Andere Städte in der Region wie Ludwigshafen, Worms, Lampertheim und Viernheim seien fortschrittlicher und hätten längst Kastrationspflicht erlassen, so Parmentier. In Kommunen wie Weinheim und Heidelberg ist sie "in absehbarer Zeit" vorgesehen.
Auf Anfrage teilte das Ordnungsdezernat in Mannheim mit, dass das Rechtsamt der Stadt aufgrund von möglichen Regressansprüchen Bedenken habe. Katzenhalter, die ihre Freigänger nicht pflichtkastrieren lassen wollen, könnten klagen. Denn eine Zwangskastration stellt einen Eingriff ins Eigentumsrecht dar. Das Thema steht deshalb weiterhin nicht auf der Agenda des Stadtparlaments.

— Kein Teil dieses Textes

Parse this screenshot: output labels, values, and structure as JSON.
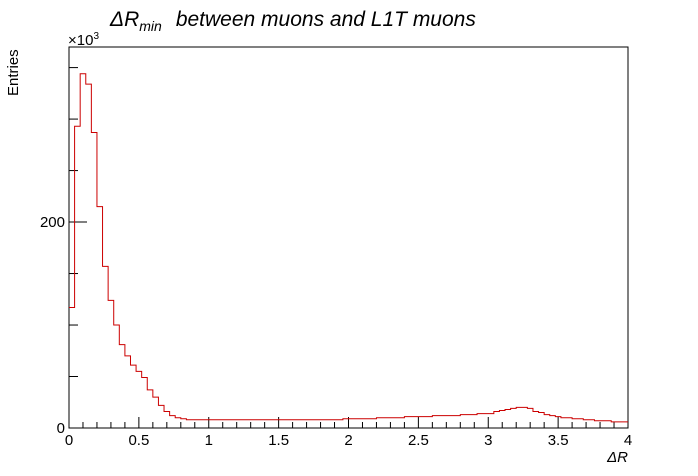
{
  "chart_data": {
    "type": "histogram",
    "title_main": "ΔR",
    "title_sub": "min",
    "title_rest": "between   muons   and   L1T   muons",
    "xlabel": "ΔR",
    "ylabel": "Entries",
    "y_multiplier": "×10",
    "y_multiplier_exp": "3",
    "xlim": [
      0,
      4
    ],
    "ylim": [
      0,
      370
    ],
    "x_ticks": [
      {
        "value": 0,
        "label": "0"
      },
      {
        "value": 0.5,
        "label": "0.5"
      },
      {
        "value": 1,
        "label": "1"
      },
      {
        "value": 1.5,
        "label": "1.5"
      },
      {
        "value": 2,
        "label": "2"
      },
      {
        "value": 2.5,
        "label": "2.5"
      },
      {
        "value": 3,
        "label": "3"
      },
      {
        "value": 3.5,
        "label": "3.5"
      },
      {
        "value": 4,
        "label": "4"
      }
    ],
    "y_ticks": [
      {
        "value": 0,
        "label": "0"
      },
      {
        "value": 200,
        "label": "200"
      }
    ],
    "y_minor_ticks": [
      50,
      100,
      150,
      250,
      300,
      350
    ],
    "series": [
      {
        "color": "#cc0000",
        "bin_width": 0.04,
        "bin_start": 0,
        "values": [
          117,
          293,
          344,
          334,
          287,
          215,
          157,
          124,
          100,
          81,
          70,
          61,
          55,
          49,
          37,
          30,
          22,
          16,
          12,
          10,
          9,
          8,
          8,
          8,
          8,
          8,
          8,
          8,
          8,
          8,
          8,
          8,
          8,
          8,
          8,
          8,
          8,
          8,
          8,
          8,
          8,
          8,
          8,
          8,
          8,
          8,
          8,
          8,
          8,
          9,
          9,
          9,
          9,
          9,
          9,
          10,
          10,
          10,
          10,
          10,
          11,
          11,
          11,
          11,
          11,
          12,
          12,
          12,
          12,
          12,
          13,
          13,
          13,
          14,
          14,
          14,
          16,
          17,
          18,
          19,
          20,
          20,
          19,
          16,
          15,
          13,
          12,
          11,
          10,
          10,
          9,
          9,
          8,
          8,
          7,
          7,
          7,
          6,
          6,
          6
        ]
      }
    ]
  }
}
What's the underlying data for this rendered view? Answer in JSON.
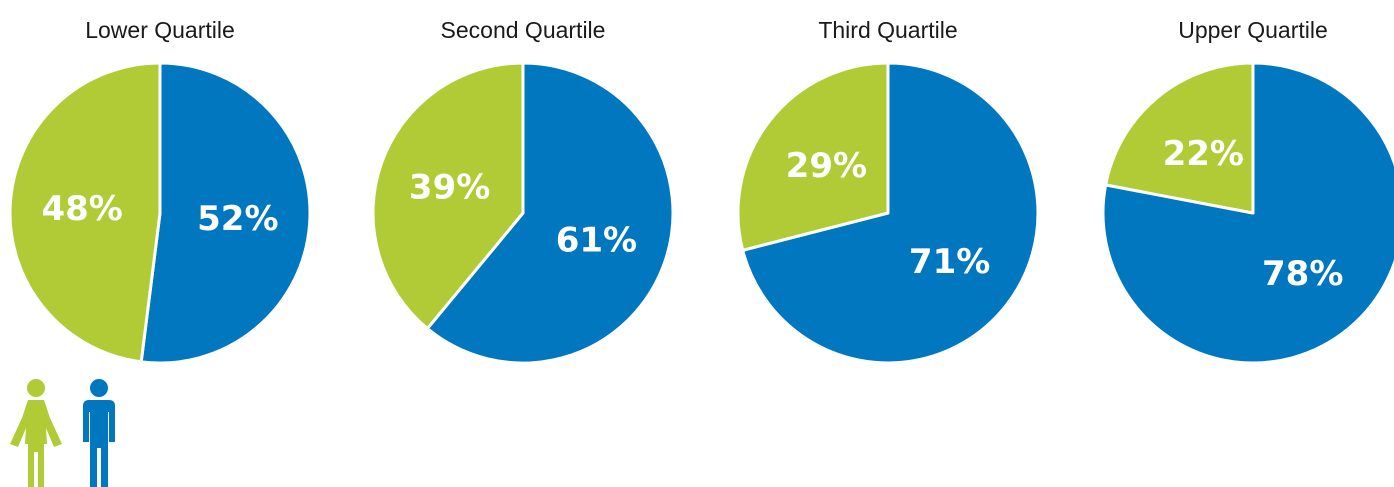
{
  "colors": {
    "women": "#b0cb35",
    "men": "#0177bf"
  },
  "legend": {
    "icons": [
      {
        "icon": "female-figure-icon",
        "series": "women"
      },
      {
        "icon": "male-figure-icon",
        "series": "men"
      }
    ]
  },
  "chart_data": [
    {
      "type": "pie",
      "title": "Lower Quartile",
      "slices": [
        {
          "series": "men",
          "value": 52,
          "label": "52%"
        },
        {
          "series": "women",
          "value": 48,
          "label": "48%"
        }
      ]
    },
    {
      "type": "pie",
      "title": "Second Quartile",
      "slices": [
        {
          "series": "men",
          "value": 61,
          "label": "61%"
        },
        {
          "series": "women",
          "value": 39,
          "label": "39%"
        }
      ]
    },
    {
      "type": "pie",
      "title": "Third Quartile",
      "slices": [
        {
          "series": "men",
          "value": 71,
          "label": "71%"
        },
        {
          "series": "women",
          "value": 29,
          "label": "29%"
        }
      ]
    },
    {
      "type": "pie",
      "title": "Upper Quartile",
      "slices": [
        {
          "series": "men",
          "value": 78,
          "label": "78%"
        },
        {
          "series": "women",
          "value": 22,
          "label": "22%"
        }
      ]
    }
  ]
}
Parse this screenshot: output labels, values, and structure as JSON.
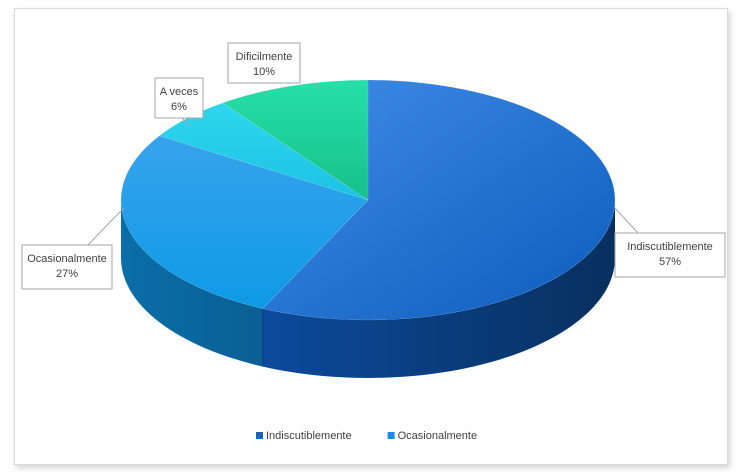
{
  "chart_data": {
    "type": "pie",
    "style": "3d",
    "slices": [
      {
        "label": "Indiscutiblemente",
        "percent_label": "57%",
        "value": 57,
        "color": "#1565c0"
      },
      {
        "label": "Ocasionalmente",
        "percent_label": "27%",
        "value": 27,
        "color": "#1e88e5"
      },
      {
        "label": "A veces",
        "percent_label": "6%",
        "value": 6,
        "color": "#22c7e6"
      },
      {
        "label": "Dificilmente",
        "percent_label": "10%",
        "value": 10,
        "color": "#1ed49a"
      }
    ],
    "legend": {
      "placement": "bottom",
      "entries": [
        {
          "label": "Indiscutiblemente",
          "color": "#1565c0"
        },
        {
          "label": "Ocasionalmente",
          "color": "#1e88e5"
        }
      ]
    }
  }
}
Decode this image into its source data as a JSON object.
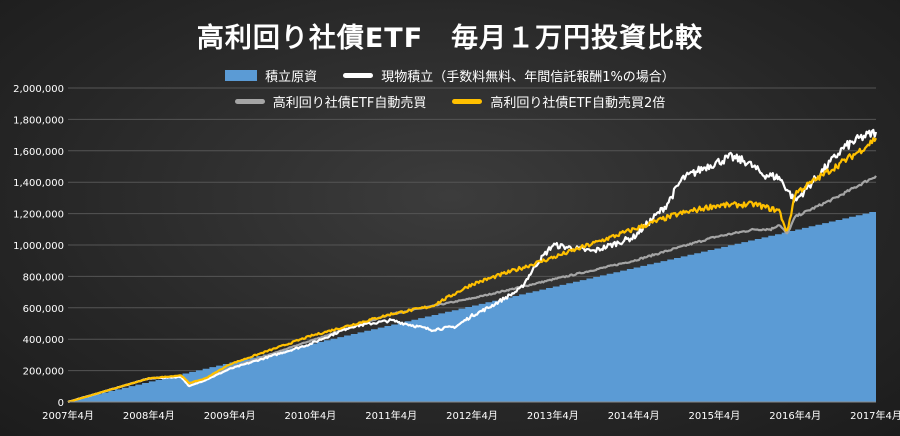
{
  "chart_data": {
    "type": "area",
    "title": "高利回り社債ETF　毎月１万円投資比較",
    "ylim": [
      0,
      2000000
    ],
    "y_ticks": [
      "0",
      "200,000",
      "400,000",
      "600,000",
      "800,000",
      "1,000,000",
      "1,200,000",
      "1,400,000",
      "1,600,000",
      "1,800,000",
      "2,000,000"
    ],
    "x_ticks": [
      "2007年4月",
      "2008年4月",
      "2009年4月",
      "2010年4月",
      "2011年4月",
      "2012年4月",
      "2013年4月",
      "2014年4月",
      "2015年4月",
      "2016年4月",
      "2017年4月"
    ],
    "grid": true,
    "legend_position": "top",
    "series": [
      {
        "name": "積立原資",
        "style": "area",
        "color": "#5b9bd5",
        "x": [
          0,
          10
        ],
        "y": [
          10000,
          1220000
        ]
      },
      {
        "name": "現物積立（手数料無料、年間信託報酬1%の場合）",
        "style": "line",
        "color": "#ffffff",
        "x": [
          0,
          1,
          1.4,
          1.5,
          1.7,
          2,
          3,
          3.5,
          4,
          4.5,
          4.8,
          5,
          5.2,
          5.6,
          5.8,
          6,
          6.5,
          7,
          7.4,
          7.6,
          7.9,
          8.2,
          8.4,
          8.6,
          8.8,
          9,
          9.3,
          9.6,
          9.8,
          10
        ],
        "y": [
          0,
          150000,
          160000,
          100000,
          140000,
          210000,
          370000,
          480000,
          520000,
          460000,
          480000,
          550000,
          600000,
          720000,
          880000,
          1000000,
          960000,
          1050000,
          1250000,
          1420000,
          1500000,
          1560000,
          1530000,
          1450000,
          1430000,
          1280000,
          1450000,
          1620000,
          1680000,
          1720000
        ]
      },
      {
        "name": "高利回り社債ETF自動売買",
        "style": "line",
        "color": "#a5a5a5",
        "x": [
          0,
          1,
          1.4,
          1.5,
          1.7,
          2,
          3,
          4,
          5,
          6,
          7,
          8,
          8.5,
          8.7,
          8.8,
          8.9,
          9,
          9.5,
          10
        ],
        "y": [
          0,
          150000,
          165000,
          120000,
          145000,
          215000,
          390000,
          560000,
          660000,
          780000,
          900000,
          1050000,
          1100000,
          1100000,
          1130000,
          1070000,
          1180000,
          1300000,
          1440000
        ]
      },
      {
        "name": "高利回り社債ETF自動売買2倍",
        "style": "line",
        "color": "#ffc000",
        "x": [
          0,
          1,
          1.4,
          1.5,
          1.7,
          2,
          3,
          4,
          4.5,
          5,
          6,
          7,
          7.5,
          8,
          8.5,
          8.7,
          8.8,
          8.9,
          9,
          9.5,
          9.8,
          10
        ],
        "y": [
          0,
          150000,
          170000,
          120000,
          150000,
          240000,
          420000,
          560000,
          610000,
          750000,
          920000,
          1100000,
          1190000,
          1250000,
          1260000,
          1230000,
          1220000,
          1080000,
          1330000,
          1500000,
          1600000,
          1680000
        ]
      }
    ]
  }
}
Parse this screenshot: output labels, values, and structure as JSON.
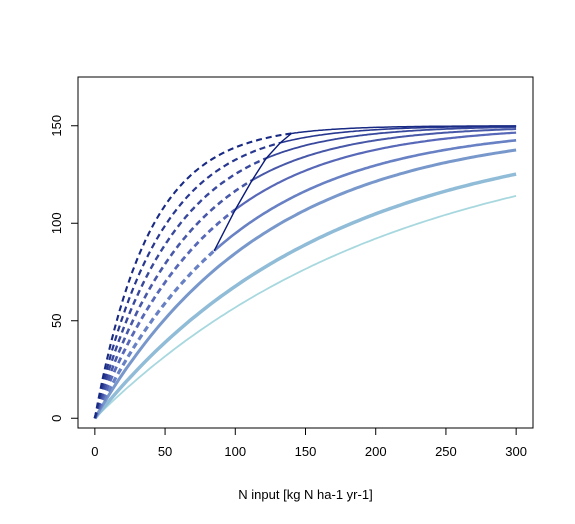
{
  "chart_data": {
    "type": "line",
    "title": "",
    "xlabel": "N input [kg N ha-1 yr-1]",
    "ylabel": "",
    "xlim": [
      -12,
      312
    ],
    "ylim": [
      -5,
      175
    ],
    "x_ticks": [
      0,
      50,
      100,
      150,
      200,
      250,
      300
    ],
    "y_ticks": [
      0,
      50,
      100,
      150
    ],
    "x_tick_labels": [
      "0",
      "50",
      "100",
      "150",
      "200",
      "250",
      "300"
    ],
    "y_tick_labels": [
      "0",
      "50",
      "100",
      "150"
    ],
    "grid": false,
    "legend": "none",
    "x_max": 300,
    "ymax": 150,
    "series": [
      {
        "k": 0.00476,
        "color": "#a8d8df",
        "width": 1.8,
        "threshold": null
      },
      {
        "k": 0.006,
        "color": "#90bcd8",
        "width": 3.5,
        "threshold": null
      },
      {
        "k": 0.0083,
        "color": "#7898cc",
        "width": 3.0,
        "threshold": null
      },
      {
        "k": 0.01,
        "color": "#6880c4",
        "width": 2.6,
        "threshold": 85
      },
      {
        "k": 0.0125,
        "color": "#5868b8",
        "width": 2.2,
        "threshold": 100
      },
      {
        "k": 0.015,
        "color": "#4858a8",
        "width": 2.0,
        "threshold": 112
      },
      {
        "k": 0.018,
        "color": "#38489c",
        "width": 1.8,
        "threshold": 122
      },
      {
        "k": 0.0215,
        "color": "#283890",
        "width": 1.6,
        "threshold": 132
      },
      {
        "k": 0.026,
        "color": "#182a84",
        "width": 1.5,
        "threshold": 140
      }
    ],
    "envelope_color": "#0a1a78"
  }
}
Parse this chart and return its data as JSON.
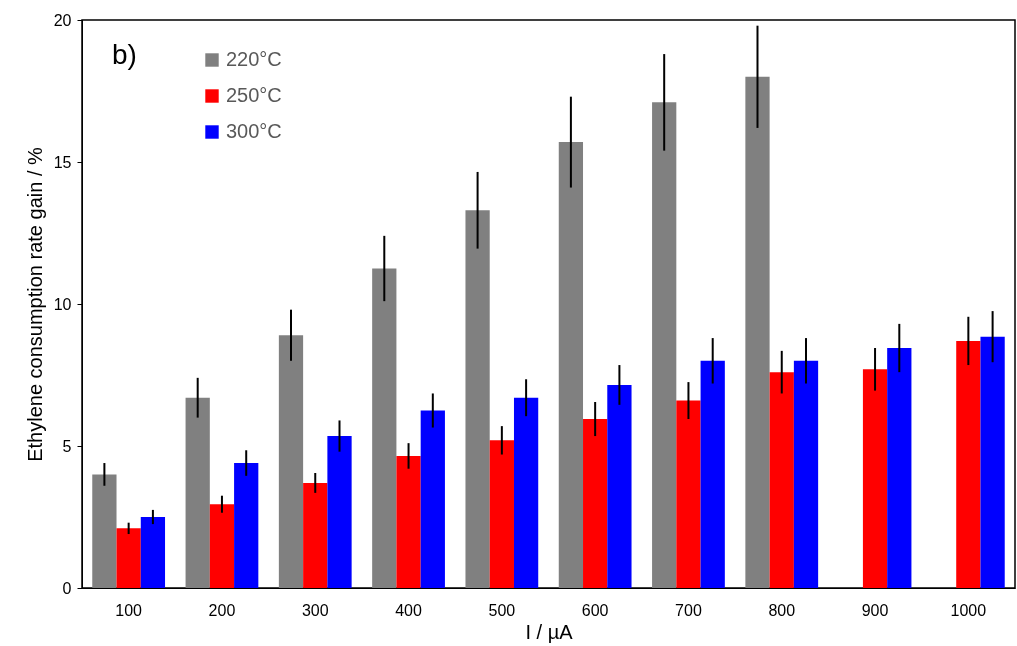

Allerdings wundert sich nicht nur Kristina Stumpf: "Es gibt allein in Deutschland fast 1100 Städte und Gemeinden mit Kastrations-, Kennzeichnungs- und Registrierungsverordnungen für Katzen. Diese Kommunen haben alle keine Bedenken", merkt sie an. "Auch einen Rechtsstreit mit Tierhaltern hat es bisher nirgendwo gegeben".